Ever since The Associated Press published its explosive account of an egregious case in Arizona — where a Latter-day Saint father sexually abused his young daughters for years, even after counseling with his bishop — social media has been lit up by members of The Church of Jesus Christ of Latter-day Saints, asking one another how this could have happened and what, if anything, the church could do to ensure it never happens again.

Many commenters have focused on the faith’s “help line,” which bishops can call to find out how to safeguard the victims and what legal obligations the lay leaders must consider.

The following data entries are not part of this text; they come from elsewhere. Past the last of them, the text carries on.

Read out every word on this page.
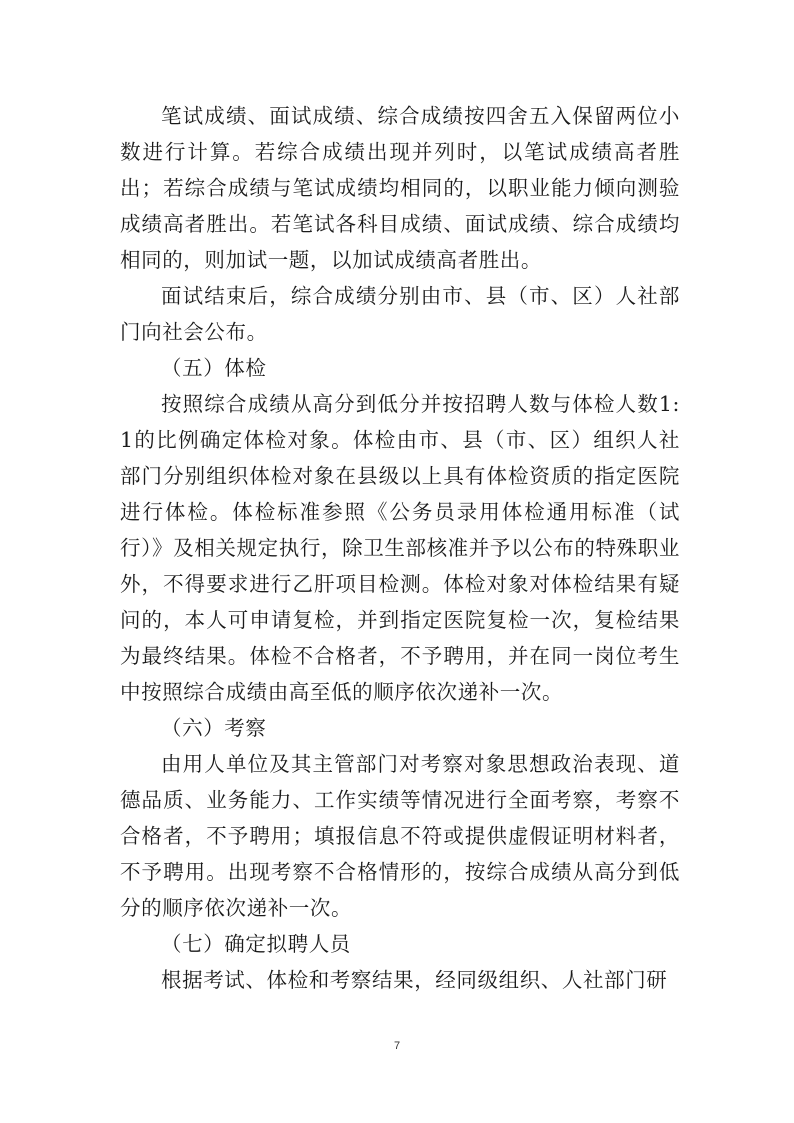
笔试成绩、面试成绩、综合成绩按四舍五入保留两位小数进行计算。若综合成绩出现并列时，以笔试成绩高者胜出；若综合成绩与笔试成绩均相同的，以职业能力倾向测验成绩高者胜出。若笔试各科目成绩、面试成绩、综合成绩均相同的，则加试一题，以加试成绩高者胜出。

面试结束后，综合成绩分别由市、县（市、区）人社部门向社会公布。

（五）体检

按照综合成绩从高分到低分并按招聘人数与体检人数1:1的比例确定体检对象。体检由市、县（市、区）组织人社部门分别组织体检对象在县级以上具有体检资质的指定医院进行体检。体检标准参照《公务员录用体检通用标准（试行）》及相关规定执行，除卫生部核准并予以公布的特殊职业外，不得要求进行乙肝项目检测。体检对象对体检结果有疑问的，本人可申请复检，并到指定医院复检一次，复检结果为最终结果。体检不合格者，不予聘用，并在同一岗位考生中按照综合成绩由高至低的顺序依次递补一次。

（六）考察

由用人单位及其主管部门对考察对象思想政治表现、道德品质、业务能力、工作实绩等情况进行全面考察，考察不合格者，不予聘用；填报信息不符或提供虚假证明材料者，不予聘用。出现考察不合格情形的，按综合成绩从高分到低分的顺序依次递补一次。

（七）确定拟聘人员

根据考试、体检和考察结果，经同级组织、人社部门研

7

Critics say the help line should focus more on the victims and not legality management. Some members, though, see other areas that could be improved to help victims.

On this week’s show, Laura Brignone, a Latter-day Saint visiting scholar at the University of California, Berkeley, where she studies technology and interventions for domestic violence and sexual assault, discusses how the church could partner with existing help lines to assist abuse victims and offers suggestions for enlarging the group of helpers and the way they are trained.